So i have this matrix
A= $$ \begin{pmatrix} 1 & 3 & 0 \\ -2 & -5 & 2 \\ 1 & 4 & 3 \\ \end{pmatrix} $$
And i want to find the inverse of it. Following all the calculations, i get that the determinant is 1 and that the adjucate of the matrix by creating the matrix of co factors is
$$ \begin{pmatrix} -23 & -9 & 6 \\ 8 & 3 & -2 \\ -3 & -1 & 1 \\ \end{pmatrix} $$ I checked the answer on the answer sheet and it's right.
And i would be happy to end the excercise here BUT if i remember correctly shouldn't i apply the sign rule?

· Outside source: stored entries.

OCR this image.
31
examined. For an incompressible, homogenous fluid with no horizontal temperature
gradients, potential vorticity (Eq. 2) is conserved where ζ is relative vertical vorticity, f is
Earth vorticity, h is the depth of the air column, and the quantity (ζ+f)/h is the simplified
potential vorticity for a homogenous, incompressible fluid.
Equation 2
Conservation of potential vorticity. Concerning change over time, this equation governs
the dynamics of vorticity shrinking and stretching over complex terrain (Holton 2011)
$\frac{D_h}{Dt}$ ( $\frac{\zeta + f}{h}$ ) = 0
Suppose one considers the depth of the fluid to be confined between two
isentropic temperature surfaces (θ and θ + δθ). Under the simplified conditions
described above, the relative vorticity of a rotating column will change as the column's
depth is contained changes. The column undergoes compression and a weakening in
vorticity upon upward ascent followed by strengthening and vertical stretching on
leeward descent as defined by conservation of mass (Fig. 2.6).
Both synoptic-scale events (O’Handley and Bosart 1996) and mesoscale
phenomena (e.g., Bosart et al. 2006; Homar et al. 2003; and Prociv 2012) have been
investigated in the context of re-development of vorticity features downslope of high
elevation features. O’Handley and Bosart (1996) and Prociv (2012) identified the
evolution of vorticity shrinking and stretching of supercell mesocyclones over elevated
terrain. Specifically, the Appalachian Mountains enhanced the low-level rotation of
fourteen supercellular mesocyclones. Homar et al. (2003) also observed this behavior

I always thought that after having calculated the matrix, i apply the sign rule which would be
$$ \begin{pmatrix} + & - & + \\ - & + & - \\ + & - & + \\ \end{pmatrix} $$
If i apply the sign rule, then my matrix would look different:
$$ \begin{pmatrix} -23 & 9 & 6 \\ -8 & 3 & 2 \\ -3 & 1 & 1 \\ \end{pmatrix} $$
and ,in order to finish the calculations, i would need to multiply the adjucate by 1 over the determinant of A which is 1.
So i would multiply 1 times each entry in the adjugate and the matrix would still be
$$ \begin{pmatrix} -23 & 9 & 6 \\ -8 & 3 & 2 \\ -3 & 1 & 1 \\ \end{pmatrix} $$
Which, as you can clearly see, is not the correct answer.

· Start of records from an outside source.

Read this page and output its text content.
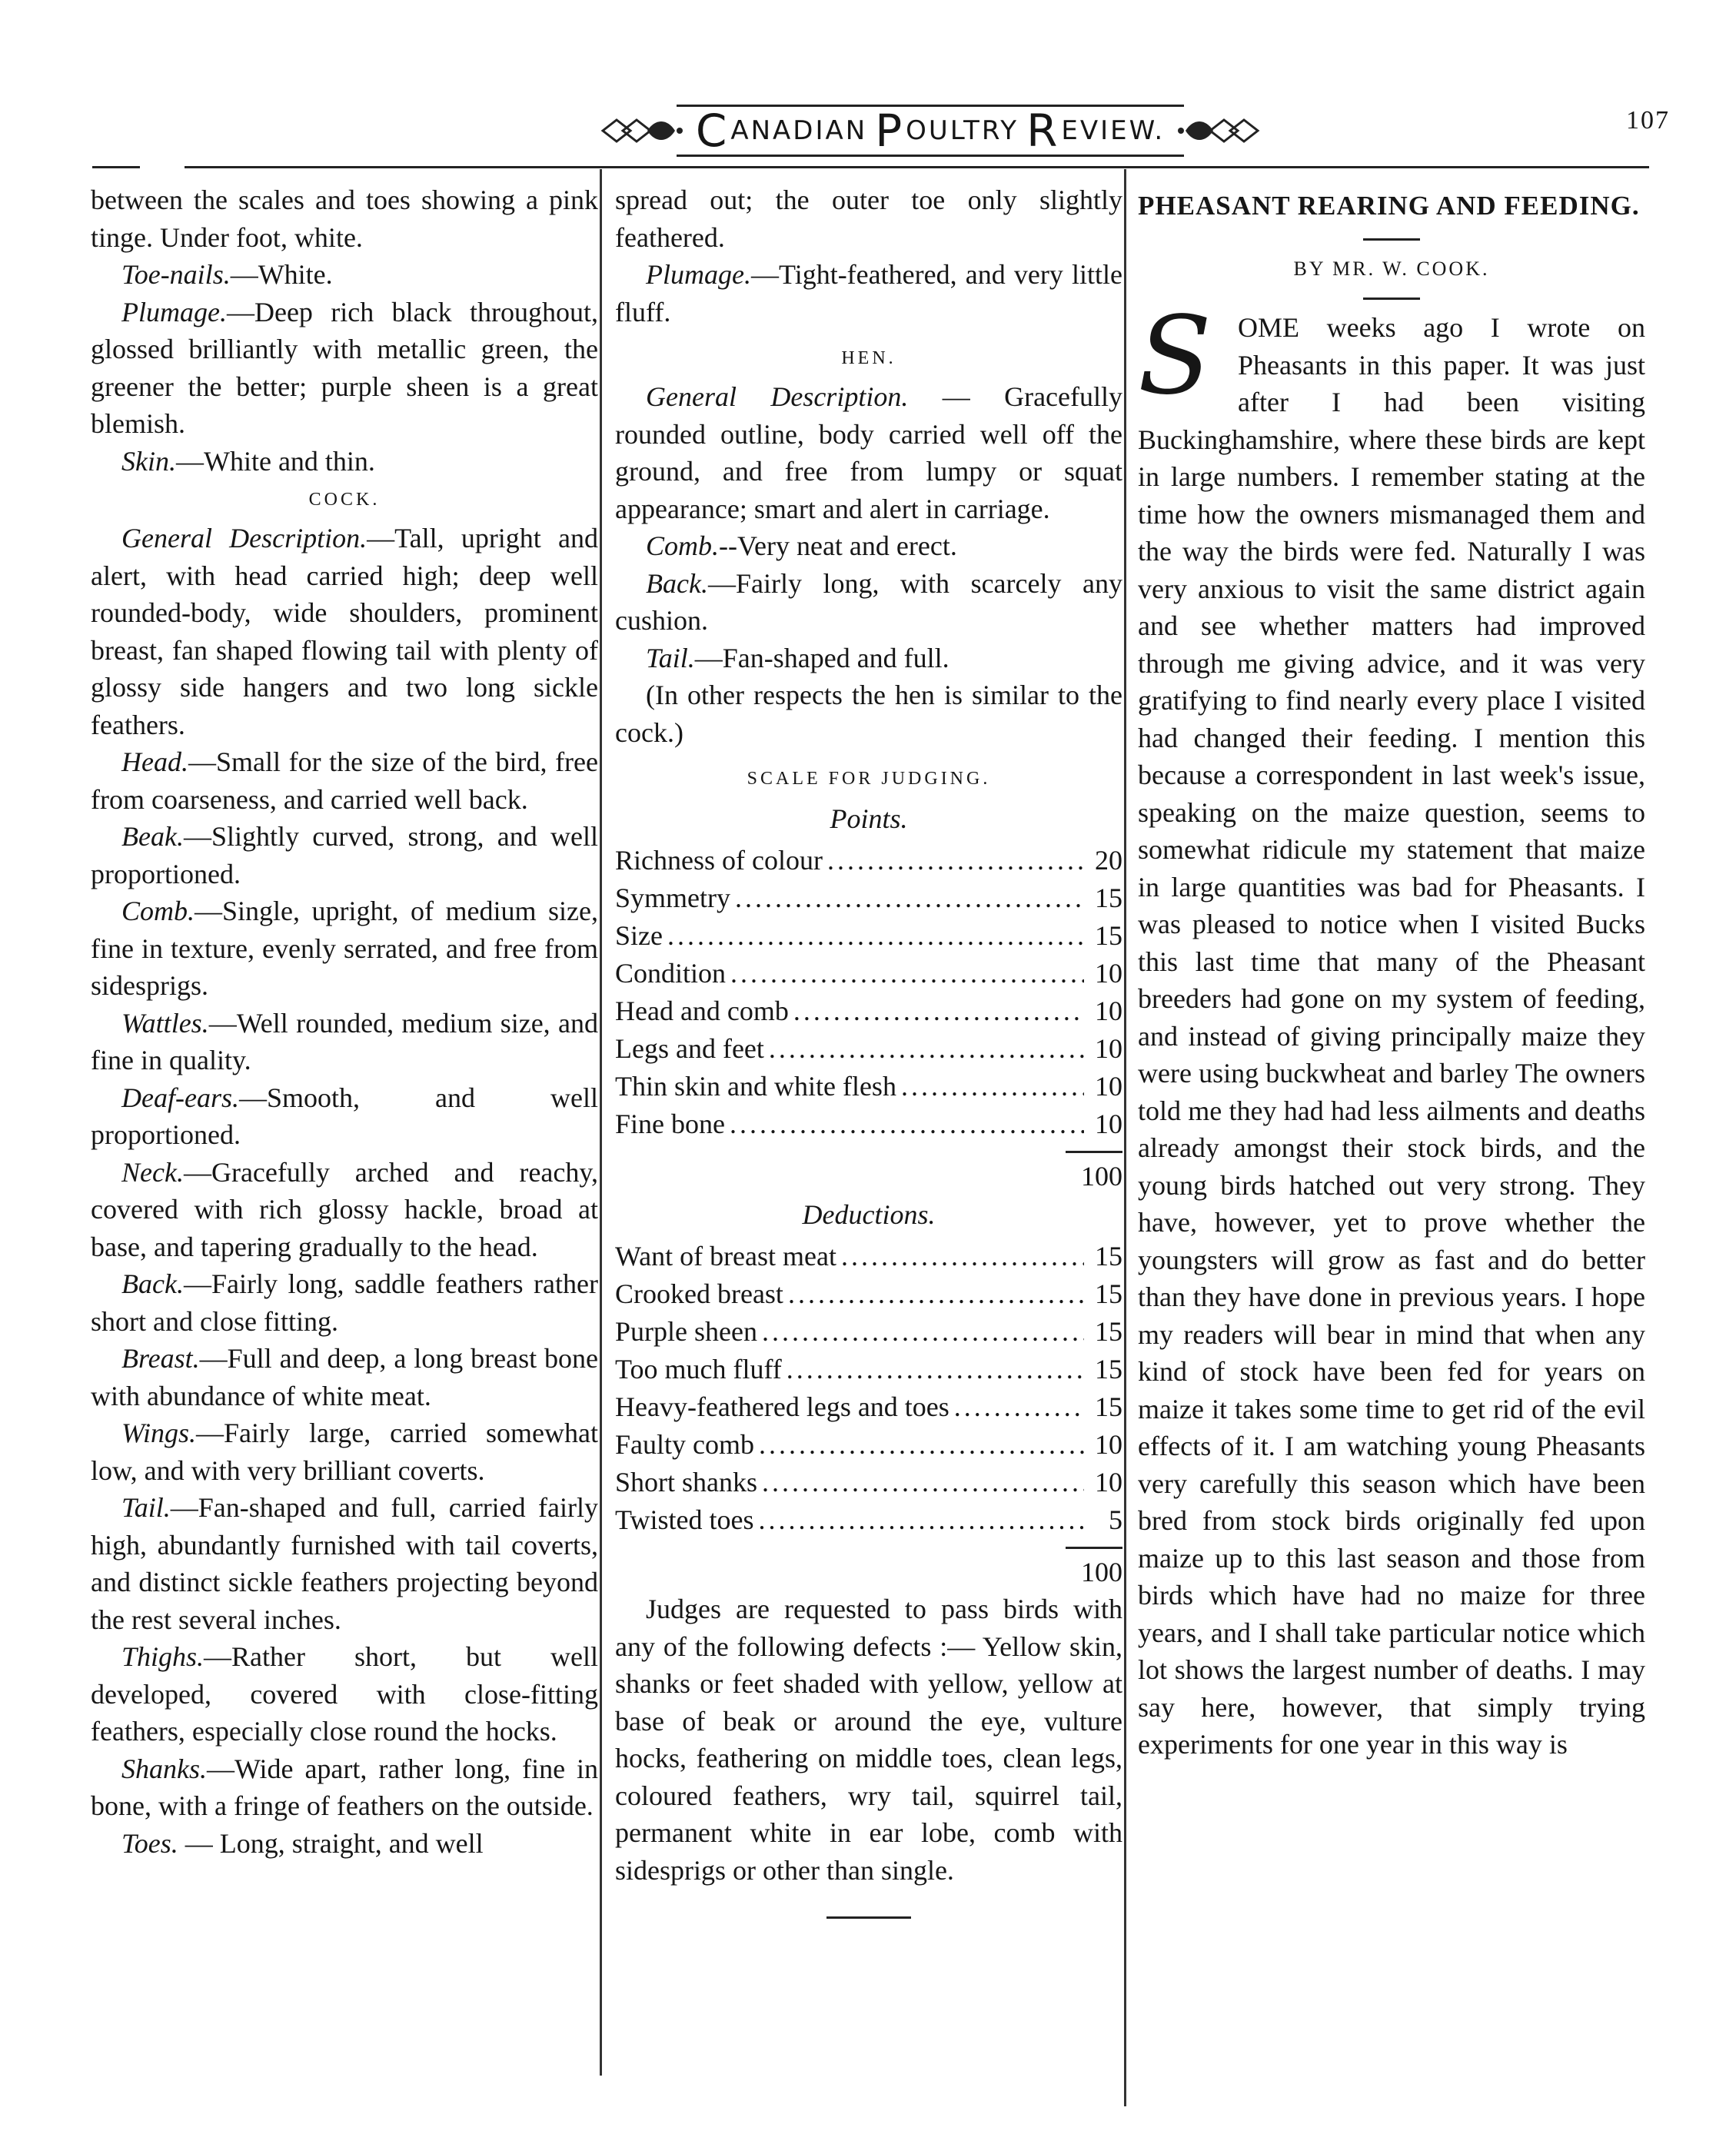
C ANADIAN P OULTRY R EVIEW.	107

between the scales and toes showing a pink tinge. Under foot, white.

Toe-nails.—White.

Plumage.—Deep rich black throughout, glossed brilliantly with metallic green, the greener the better; purple sheen is a great blemish.

Skin.—White and thin.

COCK.

General Description.—Tall, upright and alert, with head carried high; deep well rounded-body, wide shoulders, prominent breast, fan shaped flowing tail with plenty of glossy side hangers and two long sickle feathers.

Head.—Small for the size of the bird, free from coarseness, and carried well back.

Beak.—Slightly curved, strong, and well proportioned.

Comb.—Single, upright, of medium size, fine in texture, evenly serrated, and free from sidesprigs.

Wattles.—Well rounded, medium size, and fine in quality.

Deaf-ears.—Smooth, and well proportioned.

Neck.—Gracefully arched and reachy, covered with rich glossy hackle, broad at base, and tapering gradually to the head.

Back.—Fairly long, saddle feathers rather short and close fitting.

Breast.—Full and deep, a long breast bone with abundance of white meat.

Wings.—Fairly large, carried somewhat low, and with very brilliant coverts.

Tail.—Fan-shaped and full, carried fairly high, abundantly furnished with tail coverts, and distinct sickle feathers projecting beyond the rest several inches.

Thighs.—Rather short, but well developed, covered with close-fitting feathers, especially close round the hocks.

Shanks.—Wide apart, rather long, fine in bone, with a fringe of feathers on the outside.

Toes. — Long, straight, and well

spread out; the outer toe only slightly feathered.

Plumage.—Tight-feathered, and very little fluff.

HEN.

General Description. — Gracefully rounded outline, body carried well off the ground, and free from lumpy or squat appearance; smart and alert in carriage.

Comb.--Very neat and erect.

Back.—Fairly long, with scarcely any cushion.

Tail.—Fan-shaped and full.

(In other respects the hen is similar to the cock.)

SCALE FOR JUDGING.

Points.

Richness of colour .....	20
Symmetry .....	15
Size .....	15
Condition .....	10
Head and comb .....	10
Legs and feet .....	10
Thin skin and white flesh .....	10
Fine bone .....	10
100

Deductions.

Want of breast meat .....	15
Crooked breast .....	15
Purple sheen .....	15
Too much fluff .....	15
Heavy-feathered legs and toes .....	15
Faulty comb .....	10
Short shanks .....	10
Twisted toes .....	5
100

Judges are requested to pass birds with any of the following defects :— Yellow skin, shanks or feet shaded with yellow, yellow at base of beak or around the eye, vulture hocks, feathering on middle toes, clean legs, coloured feathers, wry tail, squirrel tail, permanent white in ear lobe, comb with sidesprigs or other than single.

PHEASANT REARING AND FEEDING.

BY MR. W. COOK.

SOME weeks ago I wrote on Pheasants in this paper. It was just after I had been visiting Buckinghamshire, where these birds are kept in large numbers. I remember stating at the time how the owners mismanaged them and the way the birds were fed. Naturally I was very anxious to visit the same district again and see whether matters had improved through me giving advice, and it was very gratifying to find nearly every place I visited had changed their feeding. I mention this because a correspondent in last week's issue, speaking on the maize question, seems to somewhat ridicule my statement that maize in large quantities was bad for Pheasants. I was pleased to notice when I visited Bucks this last time that many of the Pheasant breeders had gone on my system of feeding, and instead of giving principally maize they were using buckwheat and barley The owners told me they had had less ailments and deaths already amongst their stock birds, and the young birds hatched out very strong. They have, however, yet to prove whether the youngsters will grow as fast and do better than they have done in previous years. I hope my readers will bear in mind that when any kind of stock have been fed for years on maize it takes some time to get rid of the evil effects of it. I am watching young Pheasants very carefully this season which have been bred from stock birds originally fed upon maize up to this last season and those from birds which have had no maize for three years, and I shall take particular notice which lot shows the largest number of deaths. I may say here, however, that simply trying experiments for one year in this way is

So my question is , should i apply the sign rule? Should i not? What is it that i'm doing wrong? SHould i stop when i just find the adjugate and multiply the entries by the determinant ?
Thanks for the help!
(please do not tell me to find the inverse another way , thanks)!
You’ve already applied the sign rule when you calculated the cofactors.

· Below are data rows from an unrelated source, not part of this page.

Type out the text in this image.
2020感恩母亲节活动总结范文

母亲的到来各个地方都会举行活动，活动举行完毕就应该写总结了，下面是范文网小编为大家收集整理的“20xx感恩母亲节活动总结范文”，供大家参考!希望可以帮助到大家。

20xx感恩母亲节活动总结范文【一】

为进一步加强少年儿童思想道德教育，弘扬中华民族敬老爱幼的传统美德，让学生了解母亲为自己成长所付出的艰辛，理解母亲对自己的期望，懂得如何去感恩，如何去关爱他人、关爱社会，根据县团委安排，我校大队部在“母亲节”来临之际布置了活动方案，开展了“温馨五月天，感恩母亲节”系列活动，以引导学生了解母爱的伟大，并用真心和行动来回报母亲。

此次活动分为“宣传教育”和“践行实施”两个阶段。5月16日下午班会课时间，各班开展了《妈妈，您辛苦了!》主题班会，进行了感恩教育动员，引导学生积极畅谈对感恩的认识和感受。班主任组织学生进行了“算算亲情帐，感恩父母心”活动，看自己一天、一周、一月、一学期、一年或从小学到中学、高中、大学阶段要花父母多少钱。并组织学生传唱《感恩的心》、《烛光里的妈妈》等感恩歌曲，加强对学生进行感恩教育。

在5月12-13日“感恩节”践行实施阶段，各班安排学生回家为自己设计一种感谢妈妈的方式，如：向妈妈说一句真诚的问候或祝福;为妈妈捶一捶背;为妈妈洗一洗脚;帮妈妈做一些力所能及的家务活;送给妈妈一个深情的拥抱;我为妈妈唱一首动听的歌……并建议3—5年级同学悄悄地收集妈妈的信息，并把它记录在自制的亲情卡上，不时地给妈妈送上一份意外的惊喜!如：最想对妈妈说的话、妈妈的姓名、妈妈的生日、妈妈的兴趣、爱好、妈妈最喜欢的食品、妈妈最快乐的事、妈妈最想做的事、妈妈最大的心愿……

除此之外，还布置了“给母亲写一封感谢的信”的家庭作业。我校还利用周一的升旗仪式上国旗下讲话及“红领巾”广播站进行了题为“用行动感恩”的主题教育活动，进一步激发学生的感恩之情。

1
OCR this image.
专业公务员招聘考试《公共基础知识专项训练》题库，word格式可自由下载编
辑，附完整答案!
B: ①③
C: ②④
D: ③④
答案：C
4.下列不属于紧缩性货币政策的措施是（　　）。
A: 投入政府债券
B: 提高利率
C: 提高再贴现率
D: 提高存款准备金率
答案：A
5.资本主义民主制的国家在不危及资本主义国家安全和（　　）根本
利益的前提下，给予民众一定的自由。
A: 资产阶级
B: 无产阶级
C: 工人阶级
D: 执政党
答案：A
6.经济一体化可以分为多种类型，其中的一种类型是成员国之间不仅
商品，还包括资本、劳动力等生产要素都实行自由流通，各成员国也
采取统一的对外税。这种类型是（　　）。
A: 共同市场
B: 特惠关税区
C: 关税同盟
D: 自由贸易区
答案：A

For example when you calculate the $(1,1)$ element, you do:
$$M_{1,1}=\det\begin{pmatrix}-5&2\\ 4&3\end{pmatrix}=-23$$
And when you calculate the $(1,2)$ element, you do (note the negative sign!!):
$$M_{1,2}=-\det\begin{pmatrix}-2&2\\ 1&3\end{pmatrix}=-((-2*3)-(1*2))=8$$
Then to get the adjugate you take the transpose of the cofactors.
You’ve done everything correctly and incorporated the sign rule. No need to apply it twice.